Por fim, na quarta e última parte do livro, em Os Direitos do Homem Hoje, Norberto Bobbio argumenta que o que distingue o momento atual em relação ás épocas precedentes e reforça a demanda por novos direitos é a forma de poder que prevalece sobre todos os outros. Hoje, as ameaças à vida, à liberdade e à segurança podem vir do poder sempre maior que as conquistas da ciência e das aplicações dela derivadas dão a quem está em condições de usá-la. Entramos na era que é chamada de pós-moderna e é caracterizada pelo enorme progresso, vertiginoso e irreversível, da transformação tecnológica e, consequentemente, também tecnocrática do mundo. 
Já para o documentário, o encerramento se dá com o debate de que não existe um único culpado para a tragédia do Hospital Colônia, a responsabilidade é coletiva. Aconteceram maus tratos, tortura, abuso de poder durante 8 décadas e boa parte das pessoas que assistiram àquilo não fizeram nada mudar a situação vivida pelos pacientes, dentre essas, o governo brasileiro, o diretor do hospital, os médicos e os demais funcionários, além das famílias que sabiam o que realmente se passava lá dentro. Quando houve a denúncia, os contribuintes da tragédia revoltaram-se com as críticas recebidas, visto que não percebiam o tamanho das barbaridades que eram cometidas.
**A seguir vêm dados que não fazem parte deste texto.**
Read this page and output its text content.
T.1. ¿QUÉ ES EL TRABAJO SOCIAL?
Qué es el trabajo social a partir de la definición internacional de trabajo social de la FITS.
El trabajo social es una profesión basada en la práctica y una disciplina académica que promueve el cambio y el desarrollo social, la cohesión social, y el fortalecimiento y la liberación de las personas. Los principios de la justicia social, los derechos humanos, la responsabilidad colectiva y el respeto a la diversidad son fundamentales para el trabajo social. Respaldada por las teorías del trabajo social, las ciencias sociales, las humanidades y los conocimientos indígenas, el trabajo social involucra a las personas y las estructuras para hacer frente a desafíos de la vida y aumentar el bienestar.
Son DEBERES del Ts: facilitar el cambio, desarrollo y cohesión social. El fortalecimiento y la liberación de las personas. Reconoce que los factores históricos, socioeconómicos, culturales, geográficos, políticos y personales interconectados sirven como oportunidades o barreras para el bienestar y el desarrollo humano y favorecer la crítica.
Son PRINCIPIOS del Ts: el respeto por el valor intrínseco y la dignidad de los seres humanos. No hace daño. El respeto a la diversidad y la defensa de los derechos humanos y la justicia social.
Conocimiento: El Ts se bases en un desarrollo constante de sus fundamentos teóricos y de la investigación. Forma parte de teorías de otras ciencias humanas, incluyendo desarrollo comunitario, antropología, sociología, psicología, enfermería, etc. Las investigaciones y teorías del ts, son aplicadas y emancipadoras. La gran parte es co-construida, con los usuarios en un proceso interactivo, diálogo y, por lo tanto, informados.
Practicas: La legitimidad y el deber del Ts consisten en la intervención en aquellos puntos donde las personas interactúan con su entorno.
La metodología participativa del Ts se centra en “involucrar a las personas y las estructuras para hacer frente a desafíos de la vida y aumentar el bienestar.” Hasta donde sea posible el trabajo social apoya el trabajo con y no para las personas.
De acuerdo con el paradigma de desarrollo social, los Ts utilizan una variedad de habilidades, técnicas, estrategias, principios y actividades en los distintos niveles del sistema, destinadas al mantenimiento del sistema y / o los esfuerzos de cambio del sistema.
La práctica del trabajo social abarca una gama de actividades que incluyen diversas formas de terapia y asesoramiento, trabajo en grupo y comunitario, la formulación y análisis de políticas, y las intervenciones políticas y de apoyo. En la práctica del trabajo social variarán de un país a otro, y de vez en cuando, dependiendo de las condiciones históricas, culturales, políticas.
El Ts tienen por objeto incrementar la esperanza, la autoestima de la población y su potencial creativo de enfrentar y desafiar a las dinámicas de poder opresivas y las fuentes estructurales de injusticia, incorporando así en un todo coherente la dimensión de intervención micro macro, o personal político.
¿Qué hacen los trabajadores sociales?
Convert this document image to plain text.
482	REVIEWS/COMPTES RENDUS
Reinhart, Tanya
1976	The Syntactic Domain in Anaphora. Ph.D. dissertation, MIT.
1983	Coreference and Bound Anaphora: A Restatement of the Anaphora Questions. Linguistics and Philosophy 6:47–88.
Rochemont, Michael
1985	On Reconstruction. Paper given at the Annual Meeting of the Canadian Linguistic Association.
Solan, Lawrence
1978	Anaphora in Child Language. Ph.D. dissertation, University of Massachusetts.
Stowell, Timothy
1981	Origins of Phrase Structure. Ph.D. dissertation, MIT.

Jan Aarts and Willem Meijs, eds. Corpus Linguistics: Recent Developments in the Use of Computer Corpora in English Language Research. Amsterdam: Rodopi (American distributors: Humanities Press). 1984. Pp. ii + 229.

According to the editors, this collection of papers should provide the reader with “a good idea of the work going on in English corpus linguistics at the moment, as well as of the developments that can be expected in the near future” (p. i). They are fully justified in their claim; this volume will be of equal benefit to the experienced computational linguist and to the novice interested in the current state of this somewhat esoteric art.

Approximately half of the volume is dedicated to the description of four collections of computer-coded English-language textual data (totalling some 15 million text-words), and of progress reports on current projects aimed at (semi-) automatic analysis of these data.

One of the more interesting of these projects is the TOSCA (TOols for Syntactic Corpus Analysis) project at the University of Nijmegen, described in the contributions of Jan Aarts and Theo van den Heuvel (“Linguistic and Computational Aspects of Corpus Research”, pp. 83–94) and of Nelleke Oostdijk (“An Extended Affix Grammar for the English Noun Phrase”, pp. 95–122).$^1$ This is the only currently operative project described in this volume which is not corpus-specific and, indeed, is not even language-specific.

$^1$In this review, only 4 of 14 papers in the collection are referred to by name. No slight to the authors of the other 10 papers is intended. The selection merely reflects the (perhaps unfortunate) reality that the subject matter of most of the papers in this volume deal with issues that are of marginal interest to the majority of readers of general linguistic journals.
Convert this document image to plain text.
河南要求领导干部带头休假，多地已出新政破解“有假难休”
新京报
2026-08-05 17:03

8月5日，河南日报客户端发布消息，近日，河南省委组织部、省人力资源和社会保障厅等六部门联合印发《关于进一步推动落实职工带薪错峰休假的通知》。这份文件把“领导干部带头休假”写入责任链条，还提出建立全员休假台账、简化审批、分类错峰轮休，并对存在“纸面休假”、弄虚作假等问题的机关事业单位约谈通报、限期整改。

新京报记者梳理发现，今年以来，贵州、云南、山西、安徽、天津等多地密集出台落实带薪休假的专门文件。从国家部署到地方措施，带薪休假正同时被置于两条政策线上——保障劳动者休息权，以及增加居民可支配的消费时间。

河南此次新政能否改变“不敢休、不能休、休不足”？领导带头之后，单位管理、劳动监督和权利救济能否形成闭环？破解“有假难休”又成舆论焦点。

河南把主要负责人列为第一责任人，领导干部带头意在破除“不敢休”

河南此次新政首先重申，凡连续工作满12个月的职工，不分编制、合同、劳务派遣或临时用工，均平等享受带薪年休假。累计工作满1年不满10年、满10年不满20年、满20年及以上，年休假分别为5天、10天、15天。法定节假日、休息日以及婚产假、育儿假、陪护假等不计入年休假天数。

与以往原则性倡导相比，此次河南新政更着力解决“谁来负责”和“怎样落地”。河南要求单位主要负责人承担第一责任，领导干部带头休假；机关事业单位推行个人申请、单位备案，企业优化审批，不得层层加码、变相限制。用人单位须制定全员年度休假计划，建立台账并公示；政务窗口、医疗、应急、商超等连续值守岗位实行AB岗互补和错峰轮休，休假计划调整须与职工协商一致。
Até que abriram os olhos, e novas mudanças passaram a ser adotadas, como a de que os leitos psiquiátricos passaram a ser substituídos por modelos de atendimento mais humanizados. 
Holocausto Brasileiro faz jus ao título. É uma história que mostra o horror que viveram os pacientes e a quantidade exorbitante de mortos nessa tragédia. É uma passagem da história ainda desconhecida por muitos. Ao levar em consideração o que diz Bobbio, os direitos do homem são direitos históricos, que surgem de acordo sua necessidade, os sobreviventes do massacre precisam de justiça, mas além disso é necessário o debate sobre saúde mental e leitos de qualidade, com métodos de tratamento sérios e humanos, mantendo, assim, condições de dignidade humana garantidas.